31/Oct/2020 ESPAGNE

Communauté Fratelli de Melilla : un projet conjoint des Maristes et des Lasallistes pour aider les immigrants

Les frères Maristes de la Province Mediterránea et les frères Lasallistes du District ARLEP ont réussi à concrétiser le projet commun « Communauté Fratelli de Melilla » dont l’objectif est d’orienter, d’éduquer et d’aider des immigrants et des réfugiés présents à Melilla, une ville espagnole située au nord de l’Afrique qui, au cours des trois dernières années, a vu augmenter son flot migratoire.

Font partie de la communauté 4 frères Lasallistes (Jesús Bejarano Busto, Juan Antonio Esteban Milla, Eulalio Sánchez Huertos, Crescendio Terrazas Olalla) et un frère Mariste (José Luis Elías Becerra).

Les frères José Luis Elías (Mariste) et Jesús Bejarano (Lasalliste) nous parlent ci-après de la Communauté Fratelli de Melilla.

Quand et comment l’initiative de former la Communauté Fratelli de Melilla est-elle née?

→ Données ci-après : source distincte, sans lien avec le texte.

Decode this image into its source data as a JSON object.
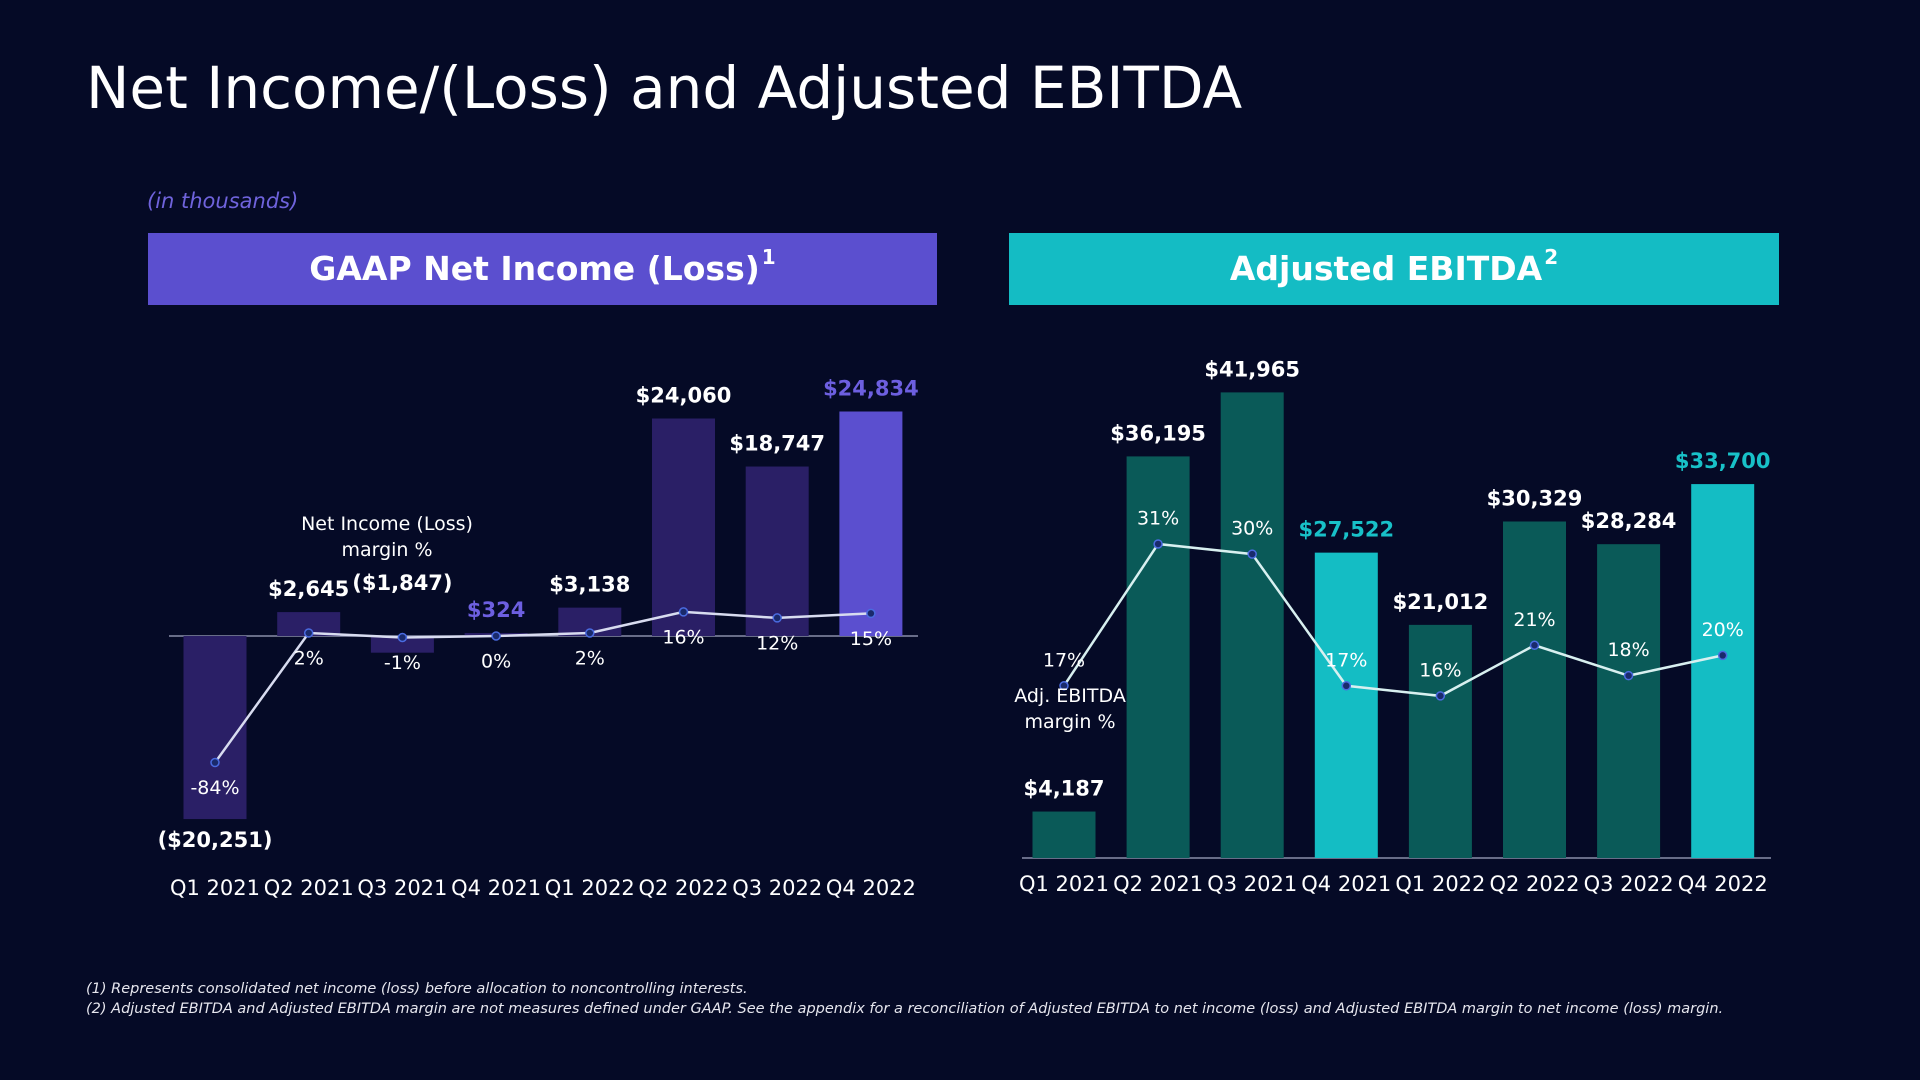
{
  "title": "Net Income/(Loss) and Adjusted EBITDA",
  "units_note": "(in thousands)",
  "footnotes": [
    "(1) Represents consolidated net income (loss) before allocation to noncontrolling interests.",
    "(2) Adjusted EBITDA and Adjusted EBITDA margin are not measures defined under GAAP. See the appendix for a reconciliation of Adjusted EBITDA to net income (loss) and Adjusted EBITDA margin to net income (loss) margin."
  ],
  "chart_data": [
    {
      "type": "bar",
      "title": "GAAP Net Income (Loss)",
      "title_marker": "1",
      "header_color": "#5b4fcf",
      "categories": [
        "Q1 2021",
        "Q2 2021",
        "Q3 2021",
        "Q4 2021",
        "Q1 2022",
        "Q2 2022",
        "Q3 2022",
        "Q4 2022"
      ],
      "ylim": [
        -25000,
        25000
      ],
      "y2lim": [
        -150,
        150
      ],
      "series": [
        {
          "values": [
            -20251,
            2645,
            -1847,
            324,
            3138,
            24060,
            18747,
            24834
          ],
          "value_labels": [
            "($20,251)",
            "$2,645",
            "($1,847)",
            "$324",
            "$3,138",
            "$24,060",
            "$18,747",
            "$24,834"
          ],
          "colors": [
            "#2a1f66",
            "#2a1f66",
            "#2a1f66",
            "#2a1f66",
            "#2a1f66",
            "#2a1f66",
            "#2a1f66",
            "#5b4fcf"
          ],
          "label_colors": [
            "#ffffff",
            "#ffffff",
            "#ffffff",
            "#6d5fe0",
            "#ffffff",
            "#ffffff",
            "#ffffff",
            "#6d5fe0"
          ]
        },
        {
          "name": "Net Income (Loss) margin %",
          "type": "line",
          "axis": "y2",
          "color": "#d8dcf0",
          "values": [
            -84,
            2,
            -1,
            0,
            2,
            16,
            12,
            15
          ],
          "value_labels": [
            "-84%",
            "2%",
            "-1%",
            "0%",
            "2%",
            "16%",
            "12%",
            "15%"
          ]
        }
      ]
    },
    {
      "type": "bar",
      "title": "Adjusted EBITDA",
      "title_marker": "2",
      "header_color": "#14bcc4",
      "categories": [
        "Q1 2021",
        "Q2 2021",
        "Q3 2021",
        "Q4 2021",
        "Q1 2022",
        "Q2 2022",
        "Q3 2022",
        "Q4 2022"
      ],
      "ylim": [
        0,
        42000
      ],
      "y2lim": [
        0,
        46
      ],
      "series": [
        {
          "values": [
            4187,
            36195,
            41965,
            27522,
            21012,
            30329,
            28284,
            33700
          ],
          "value_labels": [
            "$4,187",
            "$36,195",
            "$41,965",
            "$27,522",
            "$21,012",
            "$30,329",
            "$28,284",
            "$33,700"
          ],
          "colors": [
            "#0a5a58",
            "#0a5a58",
            "#0a5a58",
            "#14bdc4",
            "#0a5a58",
            "#0a5a58",
            "#0a5a58",
            "#14bdc4"
          ],
          "label_colors": [
            "#ffffff",
            "#ffffff",
            "#ffffff",
            "#18c1c8",
            "#ffffff",
            "#ffffff",
            "#ffffff",
            "#18c1c8"
          ]
        },
        {
          "name": "Adj. EBITDA margin %",
          "type": "line",
          "axis": "y2",
          "color": "#d8f0f0",
          "values": [
            17,
            31,
            30,
            17,
            16,
            21,
            18,
            20
          ],
          "value_labels": [
            "17%",
            "31%",
            "30%",
            "17%",
            "16%",
            "21%",
            "18%",
            "20%"
          ]
        }
      ]
    }
  ]
}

L’initiative part des Conseils provinciaux des Frères de La Salle et Maristes, tout au long de l’année 2019, dans la ligne de l’expérience prévue d’une communauté intercongrégationelle à Bonanza. On a décidé de commencer à Melilla la nouvelle communauté en profitant de l’infrastructure et de la communauté existante des FF. de La Salle qui y dirige un collège depuis 1912. Il faut dire que depuis 12 ans fonctionne, dans ce collège, une association – Projet Alfa – dédiée à l’alphabétisation des femmes musulmanes, groupe très vulnérable dans la ville.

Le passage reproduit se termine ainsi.